UK prime minister Boris Johnson has characterised Donald Trump’s impeachment and acquittal on a charge of inciting insurrection against his own government as “toings and froings and all the kerfuffle”.
Appearing on CBS’s Face the Nation, Johnson was asked what signal the acquittal of a president who stoked violence while casting doubt on a free election would send to the rest of the world.
“The clear message that we get from the proceedings in America,” the prime minister said, “is that after all the toings and froings and all the kerfuffle, American democracy is strong and the American constitution is strong and robust.”
Five people died as a direct result of the attack on the US Capitol by Trump supporters, who the president told to “fight like hell” in his attempt to overturn election defeat by Joe Biden, on 6 January.

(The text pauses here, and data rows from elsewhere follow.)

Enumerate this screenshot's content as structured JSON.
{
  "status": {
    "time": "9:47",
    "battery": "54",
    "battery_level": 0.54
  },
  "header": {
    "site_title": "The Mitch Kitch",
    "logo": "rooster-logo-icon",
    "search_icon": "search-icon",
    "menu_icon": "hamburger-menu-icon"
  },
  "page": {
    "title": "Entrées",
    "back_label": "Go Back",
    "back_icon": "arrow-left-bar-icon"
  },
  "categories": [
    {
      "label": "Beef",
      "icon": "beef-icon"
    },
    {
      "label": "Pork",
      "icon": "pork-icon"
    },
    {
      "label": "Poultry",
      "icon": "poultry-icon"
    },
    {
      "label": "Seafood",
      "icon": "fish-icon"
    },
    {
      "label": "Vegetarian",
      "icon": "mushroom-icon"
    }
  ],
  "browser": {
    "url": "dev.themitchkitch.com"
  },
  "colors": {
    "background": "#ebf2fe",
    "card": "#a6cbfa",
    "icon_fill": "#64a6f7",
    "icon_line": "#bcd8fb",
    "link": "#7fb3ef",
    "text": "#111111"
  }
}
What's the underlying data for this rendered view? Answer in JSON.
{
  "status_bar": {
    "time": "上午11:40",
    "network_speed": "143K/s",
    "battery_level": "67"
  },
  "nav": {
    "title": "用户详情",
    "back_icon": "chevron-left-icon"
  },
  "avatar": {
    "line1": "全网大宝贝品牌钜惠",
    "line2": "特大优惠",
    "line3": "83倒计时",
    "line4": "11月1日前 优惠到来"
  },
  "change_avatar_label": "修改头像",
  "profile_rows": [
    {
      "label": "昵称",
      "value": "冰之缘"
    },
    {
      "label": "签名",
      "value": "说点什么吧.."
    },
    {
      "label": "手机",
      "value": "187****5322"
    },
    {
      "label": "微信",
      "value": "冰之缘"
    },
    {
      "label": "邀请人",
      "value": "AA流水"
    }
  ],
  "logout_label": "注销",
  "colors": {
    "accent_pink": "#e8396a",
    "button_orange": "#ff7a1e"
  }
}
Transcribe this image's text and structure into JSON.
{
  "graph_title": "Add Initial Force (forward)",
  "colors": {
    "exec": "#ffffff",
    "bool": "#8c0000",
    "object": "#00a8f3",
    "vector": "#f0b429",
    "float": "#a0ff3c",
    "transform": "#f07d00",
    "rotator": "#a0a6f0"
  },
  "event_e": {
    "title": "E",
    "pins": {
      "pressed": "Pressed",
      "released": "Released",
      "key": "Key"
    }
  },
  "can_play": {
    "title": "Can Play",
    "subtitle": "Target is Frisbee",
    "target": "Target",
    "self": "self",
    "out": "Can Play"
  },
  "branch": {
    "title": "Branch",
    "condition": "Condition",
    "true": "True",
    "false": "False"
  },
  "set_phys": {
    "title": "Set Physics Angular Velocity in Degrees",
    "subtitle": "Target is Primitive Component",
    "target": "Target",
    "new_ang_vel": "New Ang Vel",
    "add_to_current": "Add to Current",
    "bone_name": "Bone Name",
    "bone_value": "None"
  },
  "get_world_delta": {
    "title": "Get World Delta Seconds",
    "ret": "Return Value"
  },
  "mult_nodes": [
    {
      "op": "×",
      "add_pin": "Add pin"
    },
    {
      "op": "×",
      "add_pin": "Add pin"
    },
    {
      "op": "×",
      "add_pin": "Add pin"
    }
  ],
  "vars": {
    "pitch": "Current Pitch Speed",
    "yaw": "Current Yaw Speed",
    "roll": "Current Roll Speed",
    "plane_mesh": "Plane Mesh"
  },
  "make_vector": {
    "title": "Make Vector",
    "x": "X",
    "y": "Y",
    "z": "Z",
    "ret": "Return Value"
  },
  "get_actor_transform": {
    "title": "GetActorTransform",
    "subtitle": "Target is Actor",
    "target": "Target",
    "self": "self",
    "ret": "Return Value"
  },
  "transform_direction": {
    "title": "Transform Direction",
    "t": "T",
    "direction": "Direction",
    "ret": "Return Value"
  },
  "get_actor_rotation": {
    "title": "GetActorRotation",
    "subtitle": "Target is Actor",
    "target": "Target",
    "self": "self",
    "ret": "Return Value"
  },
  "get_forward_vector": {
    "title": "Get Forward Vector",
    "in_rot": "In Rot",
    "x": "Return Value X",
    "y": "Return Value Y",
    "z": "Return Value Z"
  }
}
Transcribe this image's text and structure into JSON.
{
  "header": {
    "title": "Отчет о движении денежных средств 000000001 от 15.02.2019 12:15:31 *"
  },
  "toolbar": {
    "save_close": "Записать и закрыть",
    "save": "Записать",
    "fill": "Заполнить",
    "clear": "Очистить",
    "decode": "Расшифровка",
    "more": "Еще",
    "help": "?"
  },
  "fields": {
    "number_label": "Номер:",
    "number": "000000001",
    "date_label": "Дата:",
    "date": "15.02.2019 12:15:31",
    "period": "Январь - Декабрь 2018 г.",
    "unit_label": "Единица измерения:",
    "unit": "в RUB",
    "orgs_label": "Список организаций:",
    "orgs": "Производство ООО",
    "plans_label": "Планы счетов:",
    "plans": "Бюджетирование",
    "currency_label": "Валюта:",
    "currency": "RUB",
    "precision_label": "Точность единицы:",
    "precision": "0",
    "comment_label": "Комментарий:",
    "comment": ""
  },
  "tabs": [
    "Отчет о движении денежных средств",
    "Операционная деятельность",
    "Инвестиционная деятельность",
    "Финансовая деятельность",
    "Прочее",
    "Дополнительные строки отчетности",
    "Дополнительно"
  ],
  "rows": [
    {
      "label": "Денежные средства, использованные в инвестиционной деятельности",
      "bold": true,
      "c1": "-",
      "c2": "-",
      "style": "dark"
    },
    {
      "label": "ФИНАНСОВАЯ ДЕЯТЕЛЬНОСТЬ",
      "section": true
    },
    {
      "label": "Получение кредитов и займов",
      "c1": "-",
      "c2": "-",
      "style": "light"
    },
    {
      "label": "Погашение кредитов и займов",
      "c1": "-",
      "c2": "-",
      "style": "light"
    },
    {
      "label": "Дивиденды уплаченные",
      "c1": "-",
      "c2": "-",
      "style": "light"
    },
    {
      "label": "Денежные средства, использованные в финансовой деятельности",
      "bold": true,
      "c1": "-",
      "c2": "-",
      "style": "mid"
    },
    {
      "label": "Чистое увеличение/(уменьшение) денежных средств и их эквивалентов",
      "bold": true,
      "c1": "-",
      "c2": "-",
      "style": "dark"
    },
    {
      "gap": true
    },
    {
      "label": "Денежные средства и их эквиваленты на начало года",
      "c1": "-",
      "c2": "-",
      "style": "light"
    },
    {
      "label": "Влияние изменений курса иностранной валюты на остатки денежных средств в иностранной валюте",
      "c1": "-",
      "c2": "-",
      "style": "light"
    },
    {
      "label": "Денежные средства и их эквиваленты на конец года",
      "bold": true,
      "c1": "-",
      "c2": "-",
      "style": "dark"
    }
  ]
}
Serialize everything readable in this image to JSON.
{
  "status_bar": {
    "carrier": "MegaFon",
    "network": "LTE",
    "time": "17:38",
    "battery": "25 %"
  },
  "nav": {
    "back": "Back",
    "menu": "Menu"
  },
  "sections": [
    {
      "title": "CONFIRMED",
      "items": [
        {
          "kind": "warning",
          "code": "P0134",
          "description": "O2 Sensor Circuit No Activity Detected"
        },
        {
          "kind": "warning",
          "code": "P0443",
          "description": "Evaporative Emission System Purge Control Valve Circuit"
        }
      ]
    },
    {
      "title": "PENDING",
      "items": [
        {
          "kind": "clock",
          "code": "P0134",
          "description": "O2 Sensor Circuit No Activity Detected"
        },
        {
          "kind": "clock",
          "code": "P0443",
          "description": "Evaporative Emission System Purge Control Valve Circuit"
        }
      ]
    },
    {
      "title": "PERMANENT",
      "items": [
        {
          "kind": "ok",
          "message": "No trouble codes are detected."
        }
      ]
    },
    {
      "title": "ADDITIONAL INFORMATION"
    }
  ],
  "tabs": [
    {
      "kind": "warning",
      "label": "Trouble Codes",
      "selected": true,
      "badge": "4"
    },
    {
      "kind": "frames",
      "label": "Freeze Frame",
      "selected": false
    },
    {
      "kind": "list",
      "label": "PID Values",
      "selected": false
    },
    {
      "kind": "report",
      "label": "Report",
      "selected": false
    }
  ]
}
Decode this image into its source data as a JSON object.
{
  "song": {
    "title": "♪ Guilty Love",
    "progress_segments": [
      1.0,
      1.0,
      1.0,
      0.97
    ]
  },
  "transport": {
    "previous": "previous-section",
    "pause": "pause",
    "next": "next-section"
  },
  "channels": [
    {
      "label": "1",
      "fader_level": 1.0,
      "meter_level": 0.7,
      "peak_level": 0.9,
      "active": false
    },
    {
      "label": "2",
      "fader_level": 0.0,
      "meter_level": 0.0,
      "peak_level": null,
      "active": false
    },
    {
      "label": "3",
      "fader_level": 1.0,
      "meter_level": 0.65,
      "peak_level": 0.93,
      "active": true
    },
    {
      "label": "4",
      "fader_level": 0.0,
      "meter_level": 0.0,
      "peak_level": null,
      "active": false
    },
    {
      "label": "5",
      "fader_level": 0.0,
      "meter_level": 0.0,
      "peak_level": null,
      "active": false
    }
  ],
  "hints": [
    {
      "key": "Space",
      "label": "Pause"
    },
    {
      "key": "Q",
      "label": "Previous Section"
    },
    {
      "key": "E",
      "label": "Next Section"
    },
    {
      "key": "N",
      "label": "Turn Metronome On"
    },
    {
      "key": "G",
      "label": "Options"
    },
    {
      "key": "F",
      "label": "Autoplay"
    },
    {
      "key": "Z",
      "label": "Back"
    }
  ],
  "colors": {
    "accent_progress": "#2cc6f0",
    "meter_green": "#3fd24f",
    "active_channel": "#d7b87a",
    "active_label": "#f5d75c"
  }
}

In the former president’s second impeachment trial, House prosecutors showed chilling footage of lawmakers being hustled to safety by Capitol police.
Members of the pro-Trump mob chanted “hang Mike Pence” as they searched for Trump’s vice-president. Some erected a gallows outside the Capitol.
Constitutional experts have not been as sure as Johnson that the episode painted America’s 233-year-old system of government in such a positive light.
Andrew Rudalevige of Bowdoin College told Axios: “Congress not even pushing back against a physical assault suggests that there’s a lot they will put up with.”
While Trump was in office, Johnson cleaved so close to the president and his populist policies and style that Biden was reported to have called the prime minister “the physical and emotional clone of Donald Trump”.
Asked on Sunday if he was concerned he and the new president might “start off on the wrong foot”, Johnson avoided the question.
“I’ve had,” he said, “I think, already two long and very good conversations with the president and we had a really good exchange, particularly about climate change and what he wants to do.”
Johnson also said the UK was “delighted now, I’m very delighted, to have a good relationship with the White House, which is an important part of any UK prime minister’s mission.”